Ek olarak, gemi dışı yangın söndürme eğitim programlarında hava örnekleme ekipmanları kullanımını mutlaka öğrenmenizi ve bu tip yangınlarda bu cihazı kullanmanızı öneririm.

Kıyıya yanaşık bir gemiye müdahaleye veya açıkta olan bir gemiye müdahale etmeye giderken bu gaz dedektörünü mutlaka yanınıza alını. Her hangi bir hava örnekleme cihazında algılayabileceği sınırlı sayıda madde olsa da kullanılması gereken bir cihazdır.

Gemilerin kendi hava örnekleme ekipmanları olabilir.

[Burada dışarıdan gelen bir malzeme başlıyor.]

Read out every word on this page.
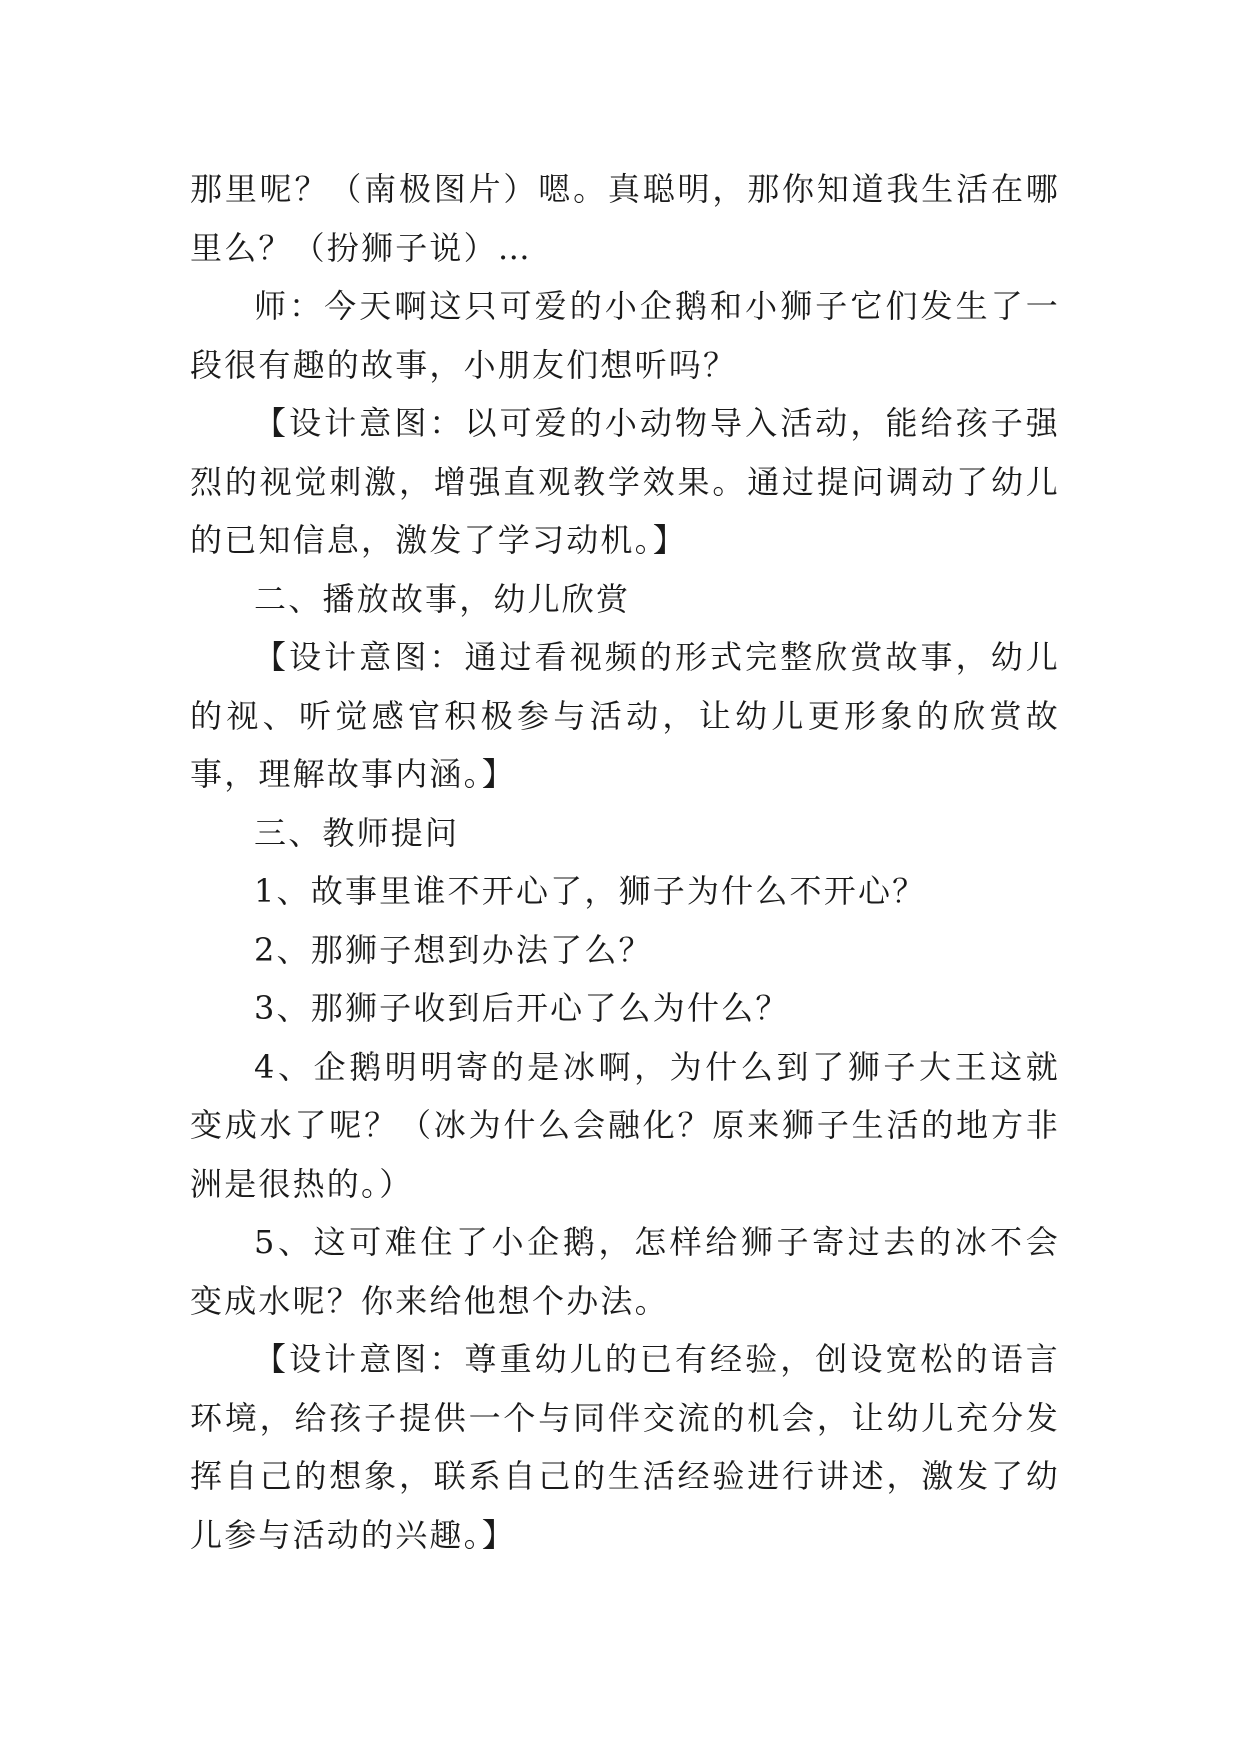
那里呢？（南极图片）嗯。真聪明，那你知道我生活在哪里么？（扮狮子说）…

师：今天啊这只可爱的小企鹅和小狮子它们发生了一段很有趣的故事，小朋友们想听吗？

【设计意图：以可爱的小动物导入活动，能给孩子强烈的视觉刺激，增强直观教学效果。通过提问调动了幼儿的已知信息，激发了学习动机。】

二、播放故事，幼儿欣赏

【设计意图：通过看视频的形式完整欣赏故事，幼儿的视、听觉感官积极参与活动，让幼儿更形象的欣赏故事，理解故事内涵。】

三、教师提问

1、故事里谁不开心了，狮子为什么不开心？

2、那狮子想到办法了么？

3、那狮子收到后开心了么为什么？

4、企鹅明明寄的是冰啊，为什么到了狮子大王这就变成水了呢？（冰为什么会融化？原来狮子生活的地方非洲是很热的。）

5、这可难住了小企鹅，怎样给狮子寄过去的冰不会变成水呢？你来给他想个办法。

【设计意图：尊重幼儿的已有经验，创设宽松的语言环境，给孩子提供一个与同伴交流的机会，让幼儿充分发挥自己的想象，联系自己的生活经验进行讲述，激发了幼儿参与活动的兴趣。】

Ancak her zaman kendi hava örnekleme cihazınızı kullanmanızı öneririm. Çünkü kendi cihazınızın doğru örnekleme yaptığını ve doğru çalıştığının biliyorsunuz.

Kara kökenli itfaiyeciler gemilerde fazla çalışmadığı için gemilerde oluşan yangınlara daha az müdahale etme imkânları vardır. Ancak müdahale etme şansı bulmuşlar ise özellikle yapım yılı eski olan gemilerde sıkça karşılaştıkları sorun, yangın müdahale ekipmanlarının kontrollerinin yapılmamış olduğu, patlayan hortumlar, sıkışmış vanalar ve yangın söndürme pompalarında oluşan arızalar ile karşılaşılmaktadır.

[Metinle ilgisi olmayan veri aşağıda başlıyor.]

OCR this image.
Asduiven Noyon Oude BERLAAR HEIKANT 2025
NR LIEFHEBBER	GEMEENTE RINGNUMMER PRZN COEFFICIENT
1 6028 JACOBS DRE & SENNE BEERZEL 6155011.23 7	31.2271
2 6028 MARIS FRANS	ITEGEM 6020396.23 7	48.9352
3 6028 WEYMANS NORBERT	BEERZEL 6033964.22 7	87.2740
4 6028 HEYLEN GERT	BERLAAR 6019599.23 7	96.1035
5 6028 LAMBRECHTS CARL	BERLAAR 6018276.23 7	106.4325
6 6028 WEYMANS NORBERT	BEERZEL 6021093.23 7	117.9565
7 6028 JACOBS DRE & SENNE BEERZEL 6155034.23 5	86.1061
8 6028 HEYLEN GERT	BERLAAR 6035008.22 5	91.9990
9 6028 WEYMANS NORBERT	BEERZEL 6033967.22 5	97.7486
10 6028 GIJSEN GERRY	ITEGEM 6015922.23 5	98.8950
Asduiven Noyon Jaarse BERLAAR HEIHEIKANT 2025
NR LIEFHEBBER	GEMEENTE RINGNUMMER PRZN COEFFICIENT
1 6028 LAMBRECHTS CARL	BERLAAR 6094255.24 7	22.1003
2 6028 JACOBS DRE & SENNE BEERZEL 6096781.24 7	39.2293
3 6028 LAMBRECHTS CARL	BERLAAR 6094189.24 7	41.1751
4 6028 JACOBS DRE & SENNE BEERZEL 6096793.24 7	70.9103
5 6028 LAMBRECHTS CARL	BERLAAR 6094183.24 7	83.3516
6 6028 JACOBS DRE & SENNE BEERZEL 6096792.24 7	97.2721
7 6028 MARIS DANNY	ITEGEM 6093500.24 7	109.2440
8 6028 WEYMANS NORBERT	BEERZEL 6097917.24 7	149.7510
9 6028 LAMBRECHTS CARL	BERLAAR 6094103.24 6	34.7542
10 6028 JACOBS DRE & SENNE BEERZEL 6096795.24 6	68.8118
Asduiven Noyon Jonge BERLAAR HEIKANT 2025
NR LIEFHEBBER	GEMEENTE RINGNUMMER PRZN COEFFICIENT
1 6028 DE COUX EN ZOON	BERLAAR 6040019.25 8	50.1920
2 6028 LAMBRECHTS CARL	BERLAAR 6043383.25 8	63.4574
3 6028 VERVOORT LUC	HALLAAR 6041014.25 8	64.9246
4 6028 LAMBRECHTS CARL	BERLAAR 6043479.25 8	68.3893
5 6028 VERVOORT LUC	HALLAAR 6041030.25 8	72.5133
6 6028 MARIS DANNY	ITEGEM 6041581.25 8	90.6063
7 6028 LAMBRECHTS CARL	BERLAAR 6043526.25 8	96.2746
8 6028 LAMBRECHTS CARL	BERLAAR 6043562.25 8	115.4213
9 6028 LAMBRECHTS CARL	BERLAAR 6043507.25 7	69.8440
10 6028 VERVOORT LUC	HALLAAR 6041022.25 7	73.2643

Gemi güvertesi altında oluşabilecek yangınlarda ilk önce CO2 otomatik söndürme sistemlerinin devreye girdiğinden emin olun. Gemi limana yanaşık ise, kara itfaiyecileri yüklü konteynerleri liman üstüne boşaltabilir. Konteynerlerin gemiden indirilmesi önerilen bir prosedürdür. Hem çalışanlar için hem de kara itfaiyecileri için güvenlik açısından önemlidir.

Bu işlemlerin tümünün yapılması itfaiyecilerin tüm risklerini ortadan kaldırmaz. Ancak eğitimli ve donanımlı olunduğunda riskleri azaltabiliriz. Kara temelli itfaiyeciler için gemi içine girmek farklı bir dünya içine girmek gibidir. İtfaiyecileri güvende tutmak için uygun eğitimleri ve özel ekipmanları olmadan gemi yangınlarında çalışmalarına izin verilmemeli.